In Europe they were known as the Amazons. In north Africa, they were admiringly dubbed Haris al-Has – the private guards.They were the elite cadre of female bodyguards who surrounded Colonel Muammar Gaddafi for more than 20 years.
[...]
Inside one building in 77 Brigade, a giant base of ruined hangars in the central city, a select group of female guards were based.
A pink petticoat in the forecourt distinguishes this two-storey heap of rubble from other more intact buildings nearby. And further inside, the shattered lives of press-ganged young women starts to emerge.
Oh, yeah, right. They didn’t want to serve El Fashionista. They were forced. They didn’t want money, fame and an elite position. They were enslaved. I guess we won’t be demanding “the girls” be taken to Gitmo.
In one room, a designer desert boot lies next to a mangled wardrobe.
A designer desert boot.
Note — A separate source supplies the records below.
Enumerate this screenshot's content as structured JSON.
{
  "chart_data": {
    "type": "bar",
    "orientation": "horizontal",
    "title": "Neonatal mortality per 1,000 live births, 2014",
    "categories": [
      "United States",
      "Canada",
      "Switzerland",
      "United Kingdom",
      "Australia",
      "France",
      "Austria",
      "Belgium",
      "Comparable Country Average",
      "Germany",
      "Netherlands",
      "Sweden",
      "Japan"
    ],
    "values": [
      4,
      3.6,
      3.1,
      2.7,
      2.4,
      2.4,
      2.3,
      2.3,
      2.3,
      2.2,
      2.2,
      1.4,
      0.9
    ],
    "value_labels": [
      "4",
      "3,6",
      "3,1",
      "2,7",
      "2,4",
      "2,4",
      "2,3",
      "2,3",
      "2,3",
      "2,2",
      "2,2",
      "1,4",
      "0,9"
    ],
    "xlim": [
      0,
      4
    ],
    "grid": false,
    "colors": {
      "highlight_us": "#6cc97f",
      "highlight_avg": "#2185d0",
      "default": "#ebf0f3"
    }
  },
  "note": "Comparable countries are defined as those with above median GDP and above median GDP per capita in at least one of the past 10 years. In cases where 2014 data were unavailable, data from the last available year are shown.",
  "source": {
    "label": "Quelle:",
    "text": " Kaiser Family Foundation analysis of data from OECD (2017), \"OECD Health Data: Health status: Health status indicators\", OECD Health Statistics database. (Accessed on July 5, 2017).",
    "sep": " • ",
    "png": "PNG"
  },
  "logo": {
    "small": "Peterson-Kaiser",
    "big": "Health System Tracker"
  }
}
I told you, the whole regime was about fashion.
In the next a black bra is strewn under a Mickey Mouse cutout and a blue high heel has been crushed by a timber.[...]
The building has a long-ago feel, until the last door on the left, where the reality of life in this place is both stark and recent.
This is the room of the commandant, a vehement Gaddafi loyalist named Fatima Baroud, who hasn't been seen for several months. Women who served in this unit had an abiding fear of Baroud, but were even more terrified of the small room with the rank blue carpet to the side.
"That is where I was raped," said Nisrine Gheriyanih, 19, in a prison yard this week, having been captured by the anti-Gaddafi forces. "They would come and take us by the hand and walk us down the corridor. We knew what would happen."
Several empty ointment packets lie strewn on the floor along with lentils and half eaten baguettes. Nisrine says she was assaulted here by Gaddafi's former head of internal security, Mansour Dhao, who this week fled to Niger.
[...]
On the night of 20 August, as Tripoli burned, she says she was ordered by a male Gaddafi soldier to shoot dead three rebels. She said she did as she was told in order to save her own life.
No, the poor dears. They won’t be going to Gitmo.
"What could I do," she sobs, a rebel badge now pinned to her abaya. "If I didn't do that, I wouldn't be here now, but if I did do it, I wouldn't be here either. Which is better?"
Such a terrible choice. She certainly made the right one in pinning on a rebel badge, though, didn’t she?
Sitting next to her [in prison] is a rare woman in the new Libya – a diehard Gaddafi loyalist, who is happy to talk about her role as a leader of the 77 Brigade. "He gave us honour," said Jamila Calipha al-Arun, 52. "Yes I fought for him and I was proud to," she says, outlining how she carried and distributed guns to military units. "He was a good and noble man and I was proud to have served. I loved him. It was my duty. But now it's over and I want to go home."[...]
[Speaking about Qadafi’s] elite guard force. "You had to be tall, beautiful and have long hair," she said. "I was never chosen."
[...]
"They were the most important part of Gaddafi's world and they have probably gone with him," said Arun. "Go and find Salma Milad, Judia Sudani, Mabrouka al-Mashat or Howa Tuergi. They were all Gaddafi's ladies and ran the unit. His world revolved around them."
[...]
Gaddafi's private office was directed by Mabrouka al-Mashat, a loyalist of many years who tended to the family home and enjoyed her boss's patronage.
Howa Tuergi and Judia Sudani also played prominent roles in broader Gaddafi affairs. "If the family wanted girls for parties, or other things, either of them would arrange it," said Nisrine Gheriyani, one of the ousted tyrant's former female soldiers.
His guard force and female soldiers were very much his eyes and ears – in some ways equally important as the old-world male spy lords who enforced his police state.
"We were told to report to the family anything strange you see, or hear. Don't talk to anyone about it," said Nisrine Abdul Hadi, another guard. Maybe he trusted us more, or maybe he just liked girls."